Hadoop speculative execution testing

320 Views Asked by At

I am working on Hadoop for my master thesis, Hadoop 1.1.2.

I am studying a new algorithm for speculative task and so in this first step i m trying to apply some changes in the code.

Sadly, also using 2 node, i cannot cause the speculative execution. I wrote some lines of code as Log in the class DefaultTaskSelector (this is the class for speculative task), but this class, after the initialization, is never called by the FairScheduler class.

I activated the option "speculative" in the config file too (mapred-site...xml) but nothing.

So the question is: How can i cause/force the speculative execution?

Regards

2

There are 2 best solutions below

0
On

Speculative execution typically happens when there are multiple mappers running and one or more of them lag the others. A good way to get it to happen:

  • set up hive
  • set up a partitioned table
  • make sure the data is big enough to cause many mappers to run. This means: at least a few dozen HDFS blocks worth of data
  • enter data into the partitions: have one of the partitions with highly skewed data much more than the other partitions.
  • run a select * from the table

Now you may see speculative execution run.
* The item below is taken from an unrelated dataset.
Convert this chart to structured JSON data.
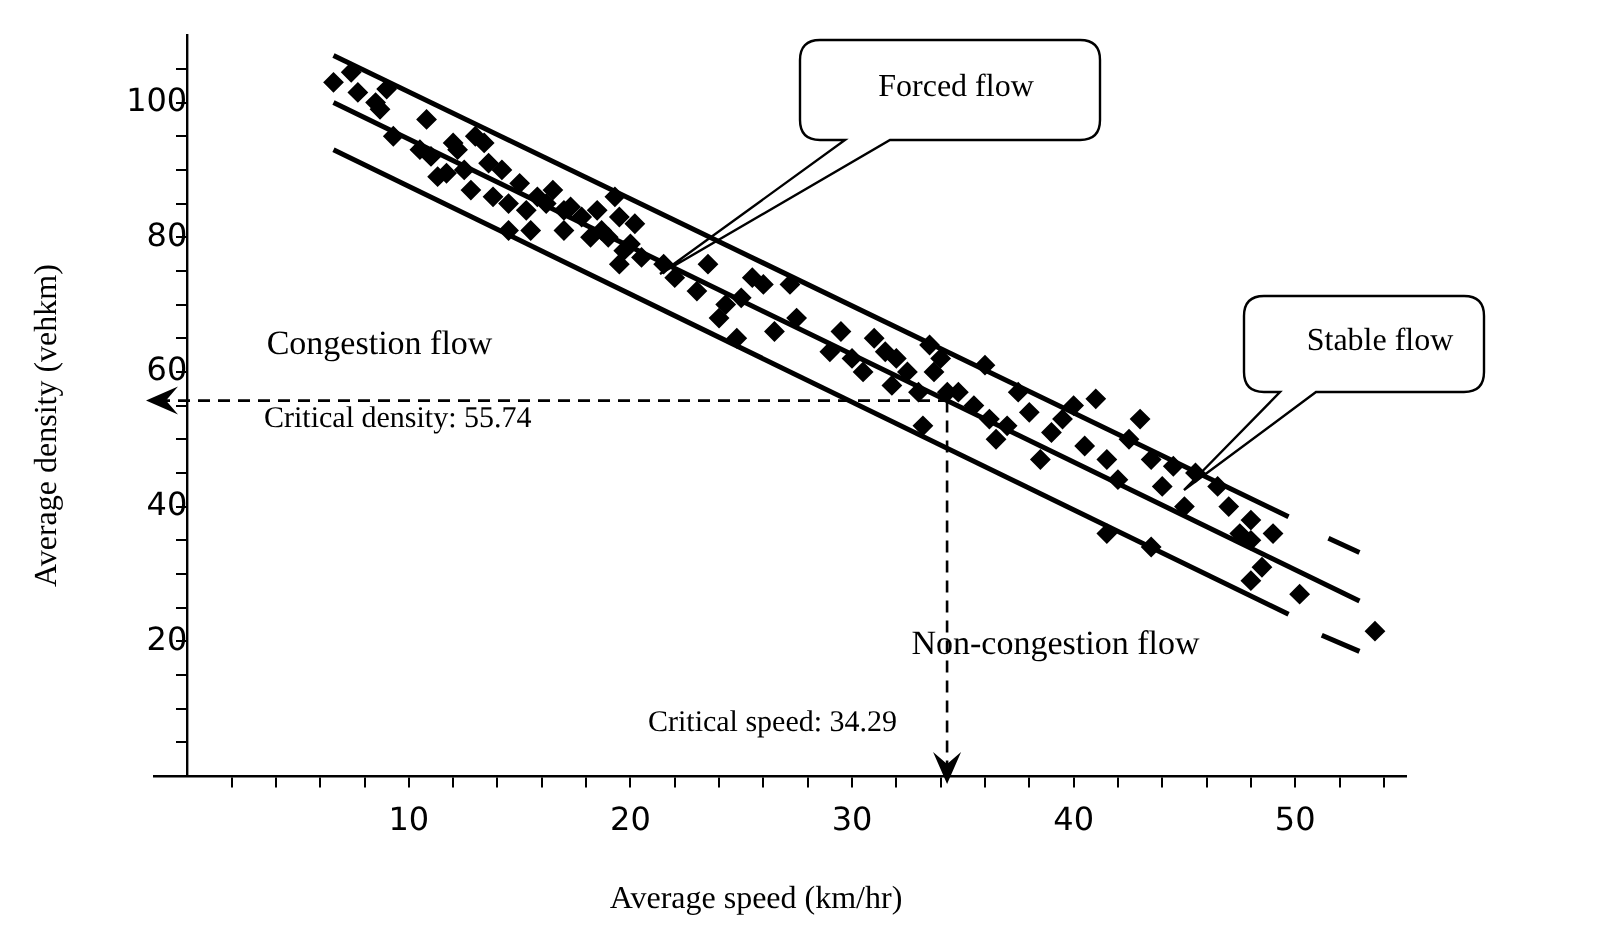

If not, feel free to get back here. I can provide further suggestions (e.g. making some moderately complicated queries that would likely induce SE)

EDIT

Hive may be a bit of a stretch for you. But you can apply the "spirit" of the strategy to regular HDFS files as well. Write a map/reduce program with a custom partitioner that is intentionally skewed: i.e. it causes a single mapper to do an outsized proportion of the work.

Remember to have some tens of hdfs blocks (at least) to give the task trackers some decent amount of work to chew on.

0
On

You should be able to cause speculative execution using the two methods called setMapSpeculativeExecution(boolean) and setReduceSpeculativeExecution(boolean) that you can specify using Job, the MapReduce job configuration.